Editorial 

Eric Schmidt: an engineer in Edinburgh

Editorial: Google's executive chair reaffirmed the revolution confronting his television industry audience
  
  


There are occasions on which the name of a speaker is more instructive than the detail of what he or she has to say. It is no disrespect to Eric Schmidt's thoughtful MacTaggart lecture last night to observe that it was one. The very fact of a computing engineer delivering the leading address in the television industry calendar is proof of change. A medium that once swept all before it is coming to recognise that its future is tangled up with the web.

Google's executive chair reaffirmed the revolution confronting his audience. Every passing month, he reported, more video footage is uploaded to the web than all three big US networks have broadcast in the last 60 years.
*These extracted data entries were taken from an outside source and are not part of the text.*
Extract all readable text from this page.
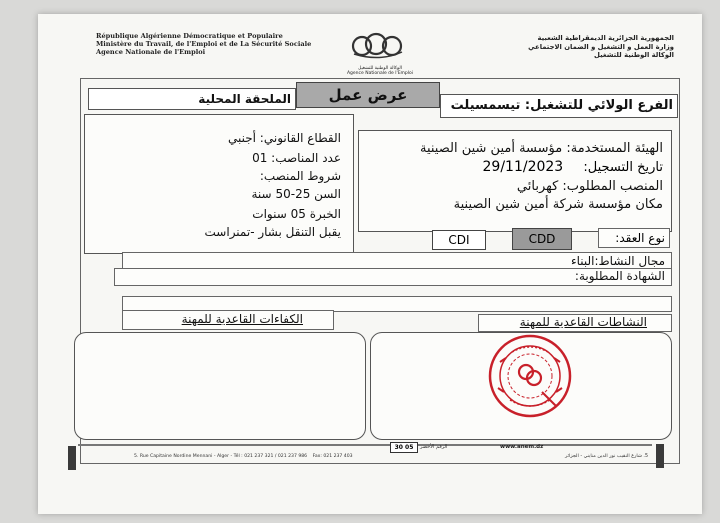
République Algérienne Démocratique et Populaire
Ministère du Travail, de l'Emploi et de La Sécurité Sociale
Agence Nationale de l'Emploi
الوكالة الوطنية للتشغيل
Agence Nationale de l'Emploi
الجمهورية الجزائرية الديمقراطية الشعبية
وزارة العمل و التشغيل و الضمان الاجتماعي
الوكالة الوطنية للتشغيل
الملحقة المحلية	عرض عمل
الفرع الولائي للتشغيل: تيسمسيلت
القطاع القانوني: أجنبي
عدد المناصب: 01
شروط المنصب:
السن 25-50 سنة
الخبرة 05 سنوات
يقبل التنقل بشار -تمنراست
الهيئة المستخدمة: مؤسسة أمين شين الصينية
تاريخ التسجيل: 29/11/2023
المنصب المطلوب: كهربائي
مكان مؤسسة شركة أمين شين الصينية
نوع العقد:
CDD
CDI
مجال النشاط:البناء
الشهادة المطلوبة:
النشاطات القاعدية للمهنة
الكفاءات القاعدية للمهنة
30 05	الرقم الأخضر	www.anem.dz
5. Rue Capitaine Nordine Mennani - Alger - Tél : 021 237 321 / 021 237 986 Fax: 021 237 403	5. شارع النقيب نور الدين منايني - الجزائر
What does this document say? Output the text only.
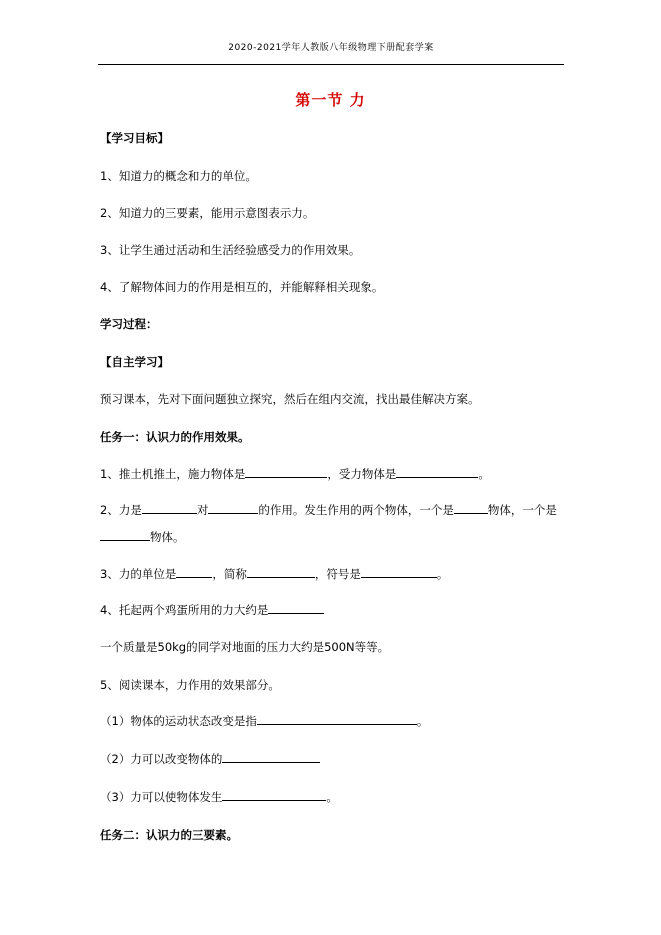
2020-2021学年人教版八年级物理下册配套学案
第一节 力
【学习目标】
1、知道力的概念和力的单位。
2、知道力的三要素，能用示意图表示力。
3、让学生通过活动和生活经验感受力的作用效果。
4、了解物体间力的作用是相互的，并能解释相关现象。
学习过程：
【自主学习】
预习课本，先对下面问题独立探究，然后在组内交流，找出最佳解决方案。
任务一：认识力的作用效果。
1、推土机推土，施力物体是	，受力物体是	。
2、力是	对	的作用。发生作用的两个物体，一个是	物体，一个是
物体。
3、力的单位是	，简称	，符号是	。
4、托起两个鸡蛋所用的力大约是
一个质量是50kg的同学对地面的压力大约是500N等等。
5、阅读课本，力作用的效果部分。
（1）物体的运动状态改变是指	。
（2）力可以改变物体的
（3）力可以使物体发生	。
任务二：认识力的三要素。
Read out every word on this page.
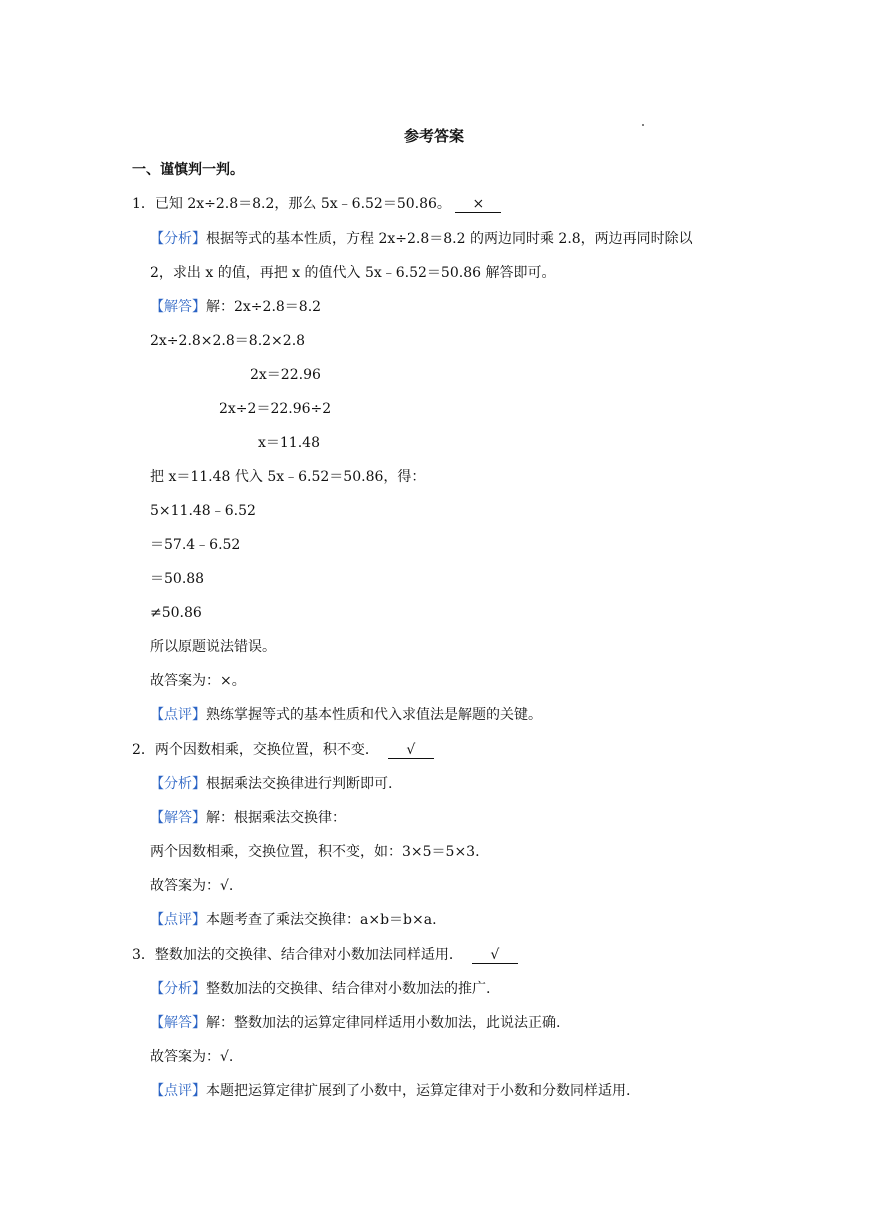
参考答案
一、谨慎判一判。
1．已知 2x÷2.8＝8.2，那么 5x﹣6.52＝50.86。 ×
【分析】根据等式的基本性质，方程 2x÷2.8＝8.2 的两边同时乘 2.8，两边再同时除以
2，求出 x 的值，再把 x 的值代入 5x﹣6.52＝50.86 解答即可。
【解答】解：2x÷2.8＝8.2
2x÷2.8×2.8＝8.2×2.8
2x＝22.96
2x÷2＝22.96÷2
x＝11.48
把 x＝11.48 代入 5x﹣6.52＝50.86，得：
5×11.48﹣6.52
＝57.4﹣6.52
＝50.88
≠50.86
所以原题说法错误。
故答案为：×。
【点评】熟练掌握等式的基本性质和代入求值法是解题的关键。
2．两个因数相乘，交换位置，积不变． √
【分析】根据乘法交换律进行判断即可.
【解答】解：根据乘法交换律：
两个因数相乘，交换位置，积不变，如：3×5＝5×3.
故答案为：√.
【点评】本题考查了乘法交换律：a×b＝b×a.
3．整数加法的交换律、结合律对小数加法同样适用． √
【分析】整数加法的交换律、结合律对小数加法的推广.
【解答】解：整数加法的运算定律同样适用小数加法，此说法正确.
故答案为：√.
【点评】本题把运算定律扩展到了小数中，运算定律对于小数和分数同样适用.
Although more hours are still passed watching the old-fashioned box, the rapid take-up of on-demand viewing is, as The Wire's writer has said, replacing the old idea of TV as a run of appointments, with television as lending library. Mr Schmidt persuasively argued these changing patterns of production and consumption would profoundly affect every aspect of the business, from crafting scripts to hunting out talent. His call to train and empower more technicians resonated. Likewise Google's take on copyright is adroit. Rights were not carved in granite by God. Rather, they embody a social compromise, a compromise which will necessarily evolve with technology.

On the question of paying the bills the man from Google had more convincing to do. For all its glamour, television is an industry with interests, like any other. Sky subscriptions may be buoyant and ITV may have clambered out of the ditch, but it is not for nothing that media execs mutter about a certain tech giant bowling them googlies. In the crude economics, commercial programmes are (arguably like newsprint) interesting froth atop a less-airy advertising business. Google is not itself in TV, as Mr Schmidt said, but it sure is in advertising.

The merchant John Wanamaker once moaned half his ad budget was wasted; his difficulty was that he didn't know which half. Google's brilliance has been in harnessing technology to allow advertisers to refine their efforts. More targeted commercials are efficient, but they also drain the pool that has always cross-subsidised what is now called content. Thanks to the web, good television can reach more people than ever, but that does not guarantee that the free market will fund quality. It has been sustained in Britain by a complex ecology which features both a BBC license fee and considerable regulation.

This ecology will have to evolve with the times. But just as TV must reconceive its work in the face of technology, tech giants have thinking to do about the role that they can play in sustaining the habitat of creativity.